Outre son intérêt technique et financier, le traité signé le 2 novembre dernier comporte une dimension politique tout à fait évidente puisque nos deux pays réaffirment leur détermination à maintenir une capacité nucléaire minimale crédible et le rôle de leurs forces nucléaires pour la sécurité de l’Europe dans son ensemble.
S’agissant de l’action Commandement et maîtrise de l’information, qui relève également du périmètre de mon rapport, je constate que les procédures nécessaires à la réalisation des recettes exceptionnelles, qui doivent financer une bonne part de ces actions, sont désormais – « enfin », pourrais-je dire – lancées.
Je souhaiterais tout particulièrement attirer votre attention, monsieur le ministre d’État, sur les programmes liés à l’espace.
La fonction « connaissance et anticipation » constitue la grande priorité du Livre blanc. Le développement des moyens spatiaux au profit du renseignement en est la traduction la plus manifeste, avec le doublement annoncé du budget militaire spatial d’ici à 2020 et un plus large éventail de capacités.
Or nous ne retrouvons pas véritablement les signes de cette ambition dans les budgets présentés depuis trois ans.
Certes, il faut se réjouir que la pérennité de nos capacités d’observation spatiale soit désormais garantie, avec le lancement en national, sans attendre l’accord de tous nos partenaires européens, de la succession d’Helios II.
La commission des affaires étrangères est en revanche assez inquiète des décalages envisagés pour le satellite d’écoute Ceres et pour le satellite d’alerte avancée. Dans ces deux domaines, les démonstrateurs spatiaux qui ont été réalisés ont démontré à la fois l’excellent niveau de nos technologies et la grande utilité des informations recueillies.

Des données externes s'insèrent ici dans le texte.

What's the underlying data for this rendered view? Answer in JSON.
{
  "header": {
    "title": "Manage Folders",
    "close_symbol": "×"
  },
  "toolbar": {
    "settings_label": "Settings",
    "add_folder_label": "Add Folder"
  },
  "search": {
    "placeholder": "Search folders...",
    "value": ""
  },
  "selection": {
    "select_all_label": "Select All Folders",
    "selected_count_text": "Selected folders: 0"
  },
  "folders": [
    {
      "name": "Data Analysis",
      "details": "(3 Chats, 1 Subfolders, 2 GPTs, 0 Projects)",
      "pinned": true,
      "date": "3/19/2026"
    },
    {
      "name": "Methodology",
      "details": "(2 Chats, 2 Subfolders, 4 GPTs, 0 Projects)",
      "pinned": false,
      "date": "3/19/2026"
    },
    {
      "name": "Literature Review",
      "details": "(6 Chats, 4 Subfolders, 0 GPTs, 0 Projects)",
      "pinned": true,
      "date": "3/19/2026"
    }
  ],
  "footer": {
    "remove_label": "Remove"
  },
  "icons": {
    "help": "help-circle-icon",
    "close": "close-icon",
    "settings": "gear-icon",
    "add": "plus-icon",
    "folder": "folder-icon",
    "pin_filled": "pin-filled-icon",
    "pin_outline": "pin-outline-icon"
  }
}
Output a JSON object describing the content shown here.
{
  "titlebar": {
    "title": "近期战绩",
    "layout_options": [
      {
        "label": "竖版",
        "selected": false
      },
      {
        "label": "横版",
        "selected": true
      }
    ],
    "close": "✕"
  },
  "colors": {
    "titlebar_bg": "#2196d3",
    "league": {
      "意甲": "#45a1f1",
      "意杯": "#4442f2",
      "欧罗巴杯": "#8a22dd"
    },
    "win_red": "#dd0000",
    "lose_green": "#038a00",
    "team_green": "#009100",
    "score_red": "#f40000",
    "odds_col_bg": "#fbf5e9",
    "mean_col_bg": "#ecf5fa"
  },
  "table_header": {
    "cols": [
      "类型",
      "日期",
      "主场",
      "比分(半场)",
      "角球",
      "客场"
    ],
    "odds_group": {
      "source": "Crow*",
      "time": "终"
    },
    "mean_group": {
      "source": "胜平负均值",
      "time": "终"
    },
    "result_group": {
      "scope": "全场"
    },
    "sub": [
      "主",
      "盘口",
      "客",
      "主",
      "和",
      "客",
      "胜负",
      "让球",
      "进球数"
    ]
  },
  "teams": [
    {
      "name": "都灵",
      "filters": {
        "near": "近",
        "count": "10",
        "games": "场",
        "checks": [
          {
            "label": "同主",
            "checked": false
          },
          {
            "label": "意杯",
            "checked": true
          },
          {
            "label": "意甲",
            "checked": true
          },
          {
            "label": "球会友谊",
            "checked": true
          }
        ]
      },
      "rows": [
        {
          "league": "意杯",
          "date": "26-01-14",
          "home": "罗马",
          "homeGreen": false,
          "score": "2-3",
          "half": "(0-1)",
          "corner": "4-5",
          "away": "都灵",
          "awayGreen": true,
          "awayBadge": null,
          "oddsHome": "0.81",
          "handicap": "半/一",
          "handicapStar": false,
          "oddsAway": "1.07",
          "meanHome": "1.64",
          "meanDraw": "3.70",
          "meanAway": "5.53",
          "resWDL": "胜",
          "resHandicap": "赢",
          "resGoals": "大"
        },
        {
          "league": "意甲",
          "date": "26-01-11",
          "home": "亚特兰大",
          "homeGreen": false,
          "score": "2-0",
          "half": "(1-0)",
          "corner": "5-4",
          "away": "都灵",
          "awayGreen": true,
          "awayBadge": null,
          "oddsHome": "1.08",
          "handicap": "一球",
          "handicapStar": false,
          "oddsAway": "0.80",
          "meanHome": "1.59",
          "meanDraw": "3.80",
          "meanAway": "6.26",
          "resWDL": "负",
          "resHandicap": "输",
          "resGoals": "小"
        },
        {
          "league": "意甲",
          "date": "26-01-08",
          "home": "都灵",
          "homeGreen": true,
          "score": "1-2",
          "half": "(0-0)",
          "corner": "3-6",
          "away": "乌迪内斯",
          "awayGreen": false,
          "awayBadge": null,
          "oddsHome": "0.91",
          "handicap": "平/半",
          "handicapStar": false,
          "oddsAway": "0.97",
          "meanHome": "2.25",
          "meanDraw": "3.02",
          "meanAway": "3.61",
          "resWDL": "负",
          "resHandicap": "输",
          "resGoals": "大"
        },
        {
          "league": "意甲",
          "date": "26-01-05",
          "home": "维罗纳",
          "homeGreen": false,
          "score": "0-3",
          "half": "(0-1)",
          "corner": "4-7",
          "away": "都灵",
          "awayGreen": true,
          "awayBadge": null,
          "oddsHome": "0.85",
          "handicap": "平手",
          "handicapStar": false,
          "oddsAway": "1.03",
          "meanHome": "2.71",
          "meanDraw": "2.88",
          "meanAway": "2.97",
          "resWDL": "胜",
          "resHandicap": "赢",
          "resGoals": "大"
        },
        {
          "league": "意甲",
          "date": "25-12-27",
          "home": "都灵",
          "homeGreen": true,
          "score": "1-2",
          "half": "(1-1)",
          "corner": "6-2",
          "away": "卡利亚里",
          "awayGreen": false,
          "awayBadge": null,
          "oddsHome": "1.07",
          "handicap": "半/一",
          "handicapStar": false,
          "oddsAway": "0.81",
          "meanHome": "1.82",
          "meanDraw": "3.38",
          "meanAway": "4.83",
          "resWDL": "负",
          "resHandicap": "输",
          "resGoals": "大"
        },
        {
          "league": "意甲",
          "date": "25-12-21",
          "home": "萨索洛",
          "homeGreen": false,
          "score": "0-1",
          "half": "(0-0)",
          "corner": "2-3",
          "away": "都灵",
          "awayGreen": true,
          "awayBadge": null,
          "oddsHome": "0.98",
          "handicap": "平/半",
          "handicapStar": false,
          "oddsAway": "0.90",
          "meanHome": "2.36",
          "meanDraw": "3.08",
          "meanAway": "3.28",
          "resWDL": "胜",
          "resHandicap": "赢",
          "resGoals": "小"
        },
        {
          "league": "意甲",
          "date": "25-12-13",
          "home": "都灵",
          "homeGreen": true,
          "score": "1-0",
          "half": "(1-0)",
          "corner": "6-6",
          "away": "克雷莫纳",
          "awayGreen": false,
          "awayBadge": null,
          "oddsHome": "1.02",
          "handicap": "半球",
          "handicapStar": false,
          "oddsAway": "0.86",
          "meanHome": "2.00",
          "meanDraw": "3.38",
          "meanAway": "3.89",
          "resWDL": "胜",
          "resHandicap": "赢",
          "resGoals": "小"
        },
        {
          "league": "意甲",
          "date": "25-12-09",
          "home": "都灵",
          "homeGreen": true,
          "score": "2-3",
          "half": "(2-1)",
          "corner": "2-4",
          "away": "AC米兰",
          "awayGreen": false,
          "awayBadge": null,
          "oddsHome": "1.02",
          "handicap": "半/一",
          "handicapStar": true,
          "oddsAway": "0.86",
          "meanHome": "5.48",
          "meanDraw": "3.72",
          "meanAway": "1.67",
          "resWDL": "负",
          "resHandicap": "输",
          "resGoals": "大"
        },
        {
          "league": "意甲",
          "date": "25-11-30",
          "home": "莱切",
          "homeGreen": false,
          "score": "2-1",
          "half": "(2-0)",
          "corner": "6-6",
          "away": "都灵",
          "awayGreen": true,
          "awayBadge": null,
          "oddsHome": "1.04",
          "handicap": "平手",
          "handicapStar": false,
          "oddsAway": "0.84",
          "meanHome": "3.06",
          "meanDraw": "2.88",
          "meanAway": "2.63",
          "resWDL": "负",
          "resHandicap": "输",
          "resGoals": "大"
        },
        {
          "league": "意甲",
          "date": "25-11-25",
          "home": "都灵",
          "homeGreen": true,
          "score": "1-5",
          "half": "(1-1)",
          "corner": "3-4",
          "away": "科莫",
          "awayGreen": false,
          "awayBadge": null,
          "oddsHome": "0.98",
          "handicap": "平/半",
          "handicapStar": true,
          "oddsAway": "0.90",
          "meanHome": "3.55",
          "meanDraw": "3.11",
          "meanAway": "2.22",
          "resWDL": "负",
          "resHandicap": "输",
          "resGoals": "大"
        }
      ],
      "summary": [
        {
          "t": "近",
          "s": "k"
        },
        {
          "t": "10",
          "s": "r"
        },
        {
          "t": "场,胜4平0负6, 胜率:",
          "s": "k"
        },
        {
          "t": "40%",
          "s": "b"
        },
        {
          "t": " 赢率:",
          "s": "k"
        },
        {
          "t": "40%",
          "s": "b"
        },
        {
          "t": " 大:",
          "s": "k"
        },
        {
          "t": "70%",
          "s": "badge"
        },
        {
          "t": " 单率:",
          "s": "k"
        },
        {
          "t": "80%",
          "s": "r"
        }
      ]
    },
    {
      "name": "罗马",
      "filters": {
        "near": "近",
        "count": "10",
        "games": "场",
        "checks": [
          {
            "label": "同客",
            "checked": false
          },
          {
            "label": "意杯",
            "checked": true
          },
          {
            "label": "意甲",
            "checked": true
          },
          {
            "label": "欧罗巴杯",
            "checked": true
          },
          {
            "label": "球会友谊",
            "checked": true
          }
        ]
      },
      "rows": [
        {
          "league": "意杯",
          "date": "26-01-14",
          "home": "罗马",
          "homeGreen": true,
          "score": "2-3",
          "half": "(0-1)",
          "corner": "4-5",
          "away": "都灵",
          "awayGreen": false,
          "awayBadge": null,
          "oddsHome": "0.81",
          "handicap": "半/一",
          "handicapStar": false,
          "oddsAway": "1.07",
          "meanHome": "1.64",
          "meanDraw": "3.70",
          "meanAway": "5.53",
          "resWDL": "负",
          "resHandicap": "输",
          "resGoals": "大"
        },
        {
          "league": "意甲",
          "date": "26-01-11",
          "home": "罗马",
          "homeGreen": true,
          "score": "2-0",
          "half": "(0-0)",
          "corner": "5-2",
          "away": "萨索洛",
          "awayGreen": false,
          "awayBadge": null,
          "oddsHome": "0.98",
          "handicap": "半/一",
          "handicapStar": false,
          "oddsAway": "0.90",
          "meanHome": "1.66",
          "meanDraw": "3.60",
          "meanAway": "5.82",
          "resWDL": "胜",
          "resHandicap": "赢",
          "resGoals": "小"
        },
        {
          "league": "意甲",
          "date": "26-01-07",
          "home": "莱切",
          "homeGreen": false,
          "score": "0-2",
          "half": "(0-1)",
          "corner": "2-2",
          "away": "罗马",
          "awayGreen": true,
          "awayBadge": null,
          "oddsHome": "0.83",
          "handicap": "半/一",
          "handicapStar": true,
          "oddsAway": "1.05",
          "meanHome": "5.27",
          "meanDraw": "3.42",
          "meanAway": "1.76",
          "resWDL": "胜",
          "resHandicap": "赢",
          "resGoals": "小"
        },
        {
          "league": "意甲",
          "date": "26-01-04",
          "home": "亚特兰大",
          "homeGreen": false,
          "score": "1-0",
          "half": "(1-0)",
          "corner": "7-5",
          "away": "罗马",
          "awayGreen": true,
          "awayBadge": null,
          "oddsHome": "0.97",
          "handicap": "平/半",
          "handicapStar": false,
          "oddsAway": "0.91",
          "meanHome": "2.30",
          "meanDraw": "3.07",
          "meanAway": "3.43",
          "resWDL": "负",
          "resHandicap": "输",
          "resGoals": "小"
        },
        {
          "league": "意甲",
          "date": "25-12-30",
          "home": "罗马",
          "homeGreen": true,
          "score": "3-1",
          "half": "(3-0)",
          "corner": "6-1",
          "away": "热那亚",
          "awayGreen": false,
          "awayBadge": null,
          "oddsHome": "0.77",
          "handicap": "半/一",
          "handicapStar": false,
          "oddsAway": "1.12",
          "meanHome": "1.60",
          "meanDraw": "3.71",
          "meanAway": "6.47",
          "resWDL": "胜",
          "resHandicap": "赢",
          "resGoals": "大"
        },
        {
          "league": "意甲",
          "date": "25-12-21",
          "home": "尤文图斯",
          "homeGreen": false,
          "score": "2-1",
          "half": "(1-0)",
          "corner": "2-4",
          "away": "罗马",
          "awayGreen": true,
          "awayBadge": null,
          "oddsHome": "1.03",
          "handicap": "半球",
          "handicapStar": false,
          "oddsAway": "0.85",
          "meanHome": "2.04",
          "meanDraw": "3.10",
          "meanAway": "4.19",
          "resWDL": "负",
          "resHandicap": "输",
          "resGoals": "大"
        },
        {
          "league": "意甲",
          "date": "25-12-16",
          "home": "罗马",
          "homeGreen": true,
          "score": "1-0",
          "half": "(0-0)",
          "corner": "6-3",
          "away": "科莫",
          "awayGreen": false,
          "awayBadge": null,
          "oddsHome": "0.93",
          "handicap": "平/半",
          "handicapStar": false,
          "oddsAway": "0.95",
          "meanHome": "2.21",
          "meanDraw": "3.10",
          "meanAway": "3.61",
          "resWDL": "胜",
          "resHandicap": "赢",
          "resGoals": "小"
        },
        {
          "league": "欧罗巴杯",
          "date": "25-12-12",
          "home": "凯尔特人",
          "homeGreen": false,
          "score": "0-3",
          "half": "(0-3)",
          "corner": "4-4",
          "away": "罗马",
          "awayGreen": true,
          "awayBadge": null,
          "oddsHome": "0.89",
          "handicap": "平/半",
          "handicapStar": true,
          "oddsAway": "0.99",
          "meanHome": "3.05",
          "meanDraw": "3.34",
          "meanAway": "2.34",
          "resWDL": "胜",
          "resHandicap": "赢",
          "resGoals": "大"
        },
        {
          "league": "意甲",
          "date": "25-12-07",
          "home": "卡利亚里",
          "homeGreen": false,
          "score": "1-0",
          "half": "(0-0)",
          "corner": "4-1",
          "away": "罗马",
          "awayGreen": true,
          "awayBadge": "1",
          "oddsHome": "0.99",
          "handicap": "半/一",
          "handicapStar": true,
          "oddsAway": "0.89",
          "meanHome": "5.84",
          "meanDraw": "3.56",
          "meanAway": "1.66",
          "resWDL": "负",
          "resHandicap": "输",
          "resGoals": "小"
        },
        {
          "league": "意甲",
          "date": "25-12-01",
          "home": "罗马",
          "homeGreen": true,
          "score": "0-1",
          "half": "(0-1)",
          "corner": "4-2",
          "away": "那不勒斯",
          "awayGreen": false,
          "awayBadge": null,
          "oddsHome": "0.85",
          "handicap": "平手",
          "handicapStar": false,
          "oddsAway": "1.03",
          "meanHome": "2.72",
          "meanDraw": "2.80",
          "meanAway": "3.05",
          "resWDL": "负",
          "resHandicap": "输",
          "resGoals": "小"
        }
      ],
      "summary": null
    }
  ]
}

C’est vrai pour l’écoute électromagnétique. C’est également vrai pour l’alerte, qui présente un caractère hautement stratégique dans le cadre du débat actuel sur la défense anti-missile balistique, comme l’a souligné dans son rapport Josselin de Rohan.
Monsieur le ministre d’État, il ne faudrait pas perdre le bénéfice des réalisations expérimentales engagées. Nous vous demandons donc de regarder le calendrier de ces deux programmes avec beaucoup d’attention.
Je terminerai en évoquant deux points particuliers.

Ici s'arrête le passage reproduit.